I'm sure multiple people involved on the campaign - both from Motrin and Taxi NY (the creative agency behind the marketing) - are mothers.  And I'm 98% sure they all love their kids very much.  But they made the assumption that if they created a profile type - hip n' snarky mom - and tried to rally their consumer base around this one tiny, private truth (I mean, really; carrying kids probably does cause some aches and pains), that the people would follow.  So again, while the ad may speak some truth, Motrin is not authentically representing the greater  population, and thus, the population revolted.

2. Online, there is such a thing as bad viral.

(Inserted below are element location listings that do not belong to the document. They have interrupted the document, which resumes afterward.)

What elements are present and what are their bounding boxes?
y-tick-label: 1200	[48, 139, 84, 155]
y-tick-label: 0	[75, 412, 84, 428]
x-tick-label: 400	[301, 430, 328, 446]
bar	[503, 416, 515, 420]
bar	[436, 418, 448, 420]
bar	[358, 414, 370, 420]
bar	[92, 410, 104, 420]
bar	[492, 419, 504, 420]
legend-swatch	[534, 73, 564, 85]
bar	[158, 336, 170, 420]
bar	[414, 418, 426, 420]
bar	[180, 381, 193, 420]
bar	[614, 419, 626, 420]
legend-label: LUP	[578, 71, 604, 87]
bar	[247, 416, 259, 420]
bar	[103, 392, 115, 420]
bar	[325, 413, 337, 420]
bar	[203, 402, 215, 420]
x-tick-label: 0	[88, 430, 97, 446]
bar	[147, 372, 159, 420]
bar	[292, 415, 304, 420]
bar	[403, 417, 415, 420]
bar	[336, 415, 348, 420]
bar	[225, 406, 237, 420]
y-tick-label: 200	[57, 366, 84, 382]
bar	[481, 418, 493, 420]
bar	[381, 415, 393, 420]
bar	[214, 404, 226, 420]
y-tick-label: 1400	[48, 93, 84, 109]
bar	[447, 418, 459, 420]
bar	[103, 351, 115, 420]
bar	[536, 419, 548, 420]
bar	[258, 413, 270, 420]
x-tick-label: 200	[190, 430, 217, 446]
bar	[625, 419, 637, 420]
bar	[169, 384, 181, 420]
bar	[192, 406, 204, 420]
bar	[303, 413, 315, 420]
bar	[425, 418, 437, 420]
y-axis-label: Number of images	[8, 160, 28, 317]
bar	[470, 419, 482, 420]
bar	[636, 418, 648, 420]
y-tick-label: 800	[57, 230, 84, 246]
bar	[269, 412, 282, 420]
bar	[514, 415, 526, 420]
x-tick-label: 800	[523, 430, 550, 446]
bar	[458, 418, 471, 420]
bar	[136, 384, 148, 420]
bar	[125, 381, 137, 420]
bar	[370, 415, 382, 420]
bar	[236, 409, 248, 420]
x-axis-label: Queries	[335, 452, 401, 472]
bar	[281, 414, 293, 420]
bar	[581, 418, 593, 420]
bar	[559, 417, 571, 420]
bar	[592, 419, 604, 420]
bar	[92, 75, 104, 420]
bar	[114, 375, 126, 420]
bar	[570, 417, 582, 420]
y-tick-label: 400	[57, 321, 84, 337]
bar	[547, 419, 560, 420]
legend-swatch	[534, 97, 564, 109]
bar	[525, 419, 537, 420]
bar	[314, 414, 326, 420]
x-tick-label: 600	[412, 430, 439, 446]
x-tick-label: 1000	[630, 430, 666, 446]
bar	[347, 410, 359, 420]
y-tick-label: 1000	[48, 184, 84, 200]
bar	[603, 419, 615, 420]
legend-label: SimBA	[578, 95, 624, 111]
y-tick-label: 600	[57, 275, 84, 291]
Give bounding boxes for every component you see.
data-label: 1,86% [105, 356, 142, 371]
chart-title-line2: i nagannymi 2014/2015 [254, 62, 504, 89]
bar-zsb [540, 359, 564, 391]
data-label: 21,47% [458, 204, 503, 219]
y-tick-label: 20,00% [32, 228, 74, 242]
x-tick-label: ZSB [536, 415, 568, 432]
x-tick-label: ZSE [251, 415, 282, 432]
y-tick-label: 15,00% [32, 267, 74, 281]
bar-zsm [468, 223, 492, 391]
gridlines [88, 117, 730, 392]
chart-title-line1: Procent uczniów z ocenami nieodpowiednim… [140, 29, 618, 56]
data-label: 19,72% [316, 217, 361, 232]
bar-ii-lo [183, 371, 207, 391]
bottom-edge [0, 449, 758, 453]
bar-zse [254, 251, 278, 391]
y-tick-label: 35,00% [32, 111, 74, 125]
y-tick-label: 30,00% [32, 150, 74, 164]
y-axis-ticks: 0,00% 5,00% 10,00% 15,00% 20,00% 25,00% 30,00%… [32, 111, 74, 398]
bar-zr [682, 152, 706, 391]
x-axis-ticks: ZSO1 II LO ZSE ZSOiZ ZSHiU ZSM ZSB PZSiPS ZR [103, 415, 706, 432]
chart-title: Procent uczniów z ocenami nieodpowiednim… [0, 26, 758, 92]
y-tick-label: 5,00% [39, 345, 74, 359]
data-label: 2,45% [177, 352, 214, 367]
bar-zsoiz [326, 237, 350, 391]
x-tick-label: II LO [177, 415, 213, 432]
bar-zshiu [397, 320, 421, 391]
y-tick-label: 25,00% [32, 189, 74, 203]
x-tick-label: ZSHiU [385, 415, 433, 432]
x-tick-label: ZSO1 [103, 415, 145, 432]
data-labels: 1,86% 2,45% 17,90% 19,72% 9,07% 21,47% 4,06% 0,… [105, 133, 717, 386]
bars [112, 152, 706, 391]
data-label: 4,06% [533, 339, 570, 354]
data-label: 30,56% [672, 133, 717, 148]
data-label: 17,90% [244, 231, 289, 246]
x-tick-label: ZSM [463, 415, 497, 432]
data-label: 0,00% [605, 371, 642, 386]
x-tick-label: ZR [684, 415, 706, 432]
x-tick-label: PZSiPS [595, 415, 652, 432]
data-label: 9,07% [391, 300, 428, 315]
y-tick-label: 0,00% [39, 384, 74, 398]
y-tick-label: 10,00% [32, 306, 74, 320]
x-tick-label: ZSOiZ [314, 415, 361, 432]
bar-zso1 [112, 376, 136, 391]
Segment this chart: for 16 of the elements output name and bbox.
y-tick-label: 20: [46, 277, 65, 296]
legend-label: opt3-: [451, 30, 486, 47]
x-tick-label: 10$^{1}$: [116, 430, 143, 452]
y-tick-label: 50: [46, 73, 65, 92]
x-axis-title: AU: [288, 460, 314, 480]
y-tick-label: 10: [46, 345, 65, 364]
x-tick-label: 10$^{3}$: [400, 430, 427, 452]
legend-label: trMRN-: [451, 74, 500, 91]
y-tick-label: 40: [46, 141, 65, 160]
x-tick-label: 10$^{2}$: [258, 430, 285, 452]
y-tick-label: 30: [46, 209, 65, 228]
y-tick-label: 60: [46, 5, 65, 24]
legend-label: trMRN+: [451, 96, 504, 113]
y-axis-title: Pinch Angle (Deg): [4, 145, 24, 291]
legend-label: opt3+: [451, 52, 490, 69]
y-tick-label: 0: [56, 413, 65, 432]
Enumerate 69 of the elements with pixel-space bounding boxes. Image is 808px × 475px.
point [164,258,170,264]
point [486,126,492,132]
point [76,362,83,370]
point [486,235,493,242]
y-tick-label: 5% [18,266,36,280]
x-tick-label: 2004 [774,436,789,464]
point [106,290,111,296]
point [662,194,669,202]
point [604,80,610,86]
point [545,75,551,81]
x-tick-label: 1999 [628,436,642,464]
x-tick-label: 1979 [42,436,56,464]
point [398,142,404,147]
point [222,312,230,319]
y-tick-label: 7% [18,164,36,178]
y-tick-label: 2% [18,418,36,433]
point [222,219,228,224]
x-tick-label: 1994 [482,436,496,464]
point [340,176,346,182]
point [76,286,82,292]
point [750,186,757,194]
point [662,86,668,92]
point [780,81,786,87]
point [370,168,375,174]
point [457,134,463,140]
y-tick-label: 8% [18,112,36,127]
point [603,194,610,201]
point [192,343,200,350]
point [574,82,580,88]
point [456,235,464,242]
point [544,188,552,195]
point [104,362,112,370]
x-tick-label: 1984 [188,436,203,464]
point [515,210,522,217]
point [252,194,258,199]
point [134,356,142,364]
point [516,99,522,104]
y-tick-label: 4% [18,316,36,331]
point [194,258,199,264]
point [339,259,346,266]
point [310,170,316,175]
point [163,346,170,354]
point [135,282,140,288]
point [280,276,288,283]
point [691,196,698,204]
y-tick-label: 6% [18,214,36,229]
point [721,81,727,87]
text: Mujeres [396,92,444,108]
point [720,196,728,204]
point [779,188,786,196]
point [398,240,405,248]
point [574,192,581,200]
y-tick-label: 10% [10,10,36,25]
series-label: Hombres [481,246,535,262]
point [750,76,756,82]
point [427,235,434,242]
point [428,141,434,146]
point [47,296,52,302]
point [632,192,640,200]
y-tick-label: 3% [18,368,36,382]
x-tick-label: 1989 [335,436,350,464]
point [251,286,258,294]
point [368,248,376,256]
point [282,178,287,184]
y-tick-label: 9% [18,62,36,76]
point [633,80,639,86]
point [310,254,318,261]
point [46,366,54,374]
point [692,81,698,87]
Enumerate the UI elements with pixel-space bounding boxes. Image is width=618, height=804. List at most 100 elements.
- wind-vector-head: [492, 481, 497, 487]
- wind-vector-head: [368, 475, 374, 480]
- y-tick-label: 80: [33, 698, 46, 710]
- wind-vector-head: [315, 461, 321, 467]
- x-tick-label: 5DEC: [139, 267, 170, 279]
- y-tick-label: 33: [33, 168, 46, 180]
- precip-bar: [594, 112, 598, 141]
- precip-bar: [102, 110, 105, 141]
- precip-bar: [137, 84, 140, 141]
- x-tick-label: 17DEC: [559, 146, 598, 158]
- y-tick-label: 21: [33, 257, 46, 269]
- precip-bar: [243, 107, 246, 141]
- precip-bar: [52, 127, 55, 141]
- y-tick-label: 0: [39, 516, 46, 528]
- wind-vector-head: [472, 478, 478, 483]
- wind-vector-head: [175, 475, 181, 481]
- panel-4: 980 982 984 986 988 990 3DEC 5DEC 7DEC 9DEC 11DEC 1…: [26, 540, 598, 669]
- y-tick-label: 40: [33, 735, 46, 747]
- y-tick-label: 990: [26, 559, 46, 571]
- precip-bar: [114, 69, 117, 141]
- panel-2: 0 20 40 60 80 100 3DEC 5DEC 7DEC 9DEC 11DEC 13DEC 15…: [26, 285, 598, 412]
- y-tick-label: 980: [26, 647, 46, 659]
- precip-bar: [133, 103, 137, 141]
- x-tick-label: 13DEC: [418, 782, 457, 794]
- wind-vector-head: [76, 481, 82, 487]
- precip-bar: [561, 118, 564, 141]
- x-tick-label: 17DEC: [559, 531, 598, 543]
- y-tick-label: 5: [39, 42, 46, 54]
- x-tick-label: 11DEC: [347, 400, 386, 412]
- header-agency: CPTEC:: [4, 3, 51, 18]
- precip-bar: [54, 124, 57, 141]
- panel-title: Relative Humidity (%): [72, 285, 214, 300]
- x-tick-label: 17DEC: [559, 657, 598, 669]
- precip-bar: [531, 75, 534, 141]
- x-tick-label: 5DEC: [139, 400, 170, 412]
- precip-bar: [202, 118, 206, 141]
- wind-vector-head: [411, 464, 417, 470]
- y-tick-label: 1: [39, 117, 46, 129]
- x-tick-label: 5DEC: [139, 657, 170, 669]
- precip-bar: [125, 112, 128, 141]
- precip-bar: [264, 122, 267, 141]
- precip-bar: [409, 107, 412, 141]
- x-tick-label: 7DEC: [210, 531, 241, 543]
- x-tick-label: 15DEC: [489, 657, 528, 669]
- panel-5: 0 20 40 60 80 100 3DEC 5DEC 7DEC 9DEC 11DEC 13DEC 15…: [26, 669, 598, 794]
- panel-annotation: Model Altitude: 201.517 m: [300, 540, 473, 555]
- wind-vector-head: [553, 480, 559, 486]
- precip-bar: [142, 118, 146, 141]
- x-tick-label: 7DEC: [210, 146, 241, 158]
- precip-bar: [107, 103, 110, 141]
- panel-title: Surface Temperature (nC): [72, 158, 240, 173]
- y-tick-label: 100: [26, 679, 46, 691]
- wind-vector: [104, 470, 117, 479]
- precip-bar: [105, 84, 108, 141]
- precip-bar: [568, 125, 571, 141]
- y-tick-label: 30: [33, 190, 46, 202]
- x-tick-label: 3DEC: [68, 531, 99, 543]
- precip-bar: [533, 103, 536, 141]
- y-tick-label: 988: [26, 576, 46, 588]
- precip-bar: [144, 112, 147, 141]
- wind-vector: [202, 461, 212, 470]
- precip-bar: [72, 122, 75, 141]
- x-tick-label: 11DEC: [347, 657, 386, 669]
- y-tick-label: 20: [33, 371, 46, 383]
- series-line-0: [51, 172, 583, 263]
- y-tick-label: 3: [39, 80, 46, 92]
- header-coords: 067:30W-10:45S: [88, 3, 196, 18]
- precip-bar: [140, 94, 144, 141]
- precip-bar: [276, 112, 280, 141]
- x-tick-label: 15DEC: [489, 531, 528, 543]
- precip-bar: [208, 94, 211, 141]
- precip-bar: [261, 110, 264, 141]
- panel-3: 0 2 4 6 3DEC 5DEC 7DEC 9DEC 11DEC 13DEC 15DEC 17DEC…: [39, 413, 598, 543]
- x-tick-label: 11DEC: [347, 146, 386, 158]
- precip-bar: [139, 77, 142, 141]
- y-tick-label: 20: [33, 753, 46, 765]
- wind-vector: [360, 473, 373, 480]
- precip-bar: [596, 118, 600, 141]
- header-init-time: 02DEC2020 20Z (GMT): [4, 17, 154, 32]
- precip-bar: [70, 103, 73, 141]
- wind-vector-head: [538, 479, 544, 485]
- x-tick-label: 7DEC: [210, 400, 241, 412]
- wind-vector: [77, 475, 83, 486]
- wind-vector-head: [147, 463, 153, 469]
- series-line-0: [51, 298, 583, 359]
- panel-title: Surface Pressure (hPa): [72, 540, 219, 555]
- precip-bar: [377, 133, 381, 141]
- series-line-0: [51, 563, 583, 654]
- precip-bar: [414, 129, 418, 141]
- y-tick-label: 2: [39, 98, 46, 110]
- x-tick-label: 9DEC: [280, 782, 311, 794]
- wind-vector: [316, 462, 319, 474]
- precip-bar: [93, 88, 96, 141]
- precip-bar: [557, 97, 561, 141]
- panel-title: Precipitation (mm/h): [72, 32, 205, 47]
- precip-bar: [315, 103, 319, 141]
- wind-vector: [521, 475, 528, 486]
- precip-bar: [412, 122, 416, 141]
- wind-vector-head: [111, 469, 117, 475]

Take a look at this pitch-perfect flowchart for assessing whether your video is "viral" or not.  (Because you can't make a viral video; videos go viral, or they don't.)  What it doesn't take into consideration however is whether your now-viral video is being perceived positively or negatively by the masses.  The ratio of good viral videos to bad viral videos on the internet is pretty lopsided, in a good way.  But ultimately, and before the age of the internets, the word 'viral' had carried a negative connotation - as in, viruses - which is being resurrected by the Motrin ads, and other negative marketing attempts like it.

The positive takeaway from this whole mess is the reminder to brands and content creators that content is still king.  Muck up your creative online and it'll spread like wildfire  ...but with terrible wildfire-like consequences.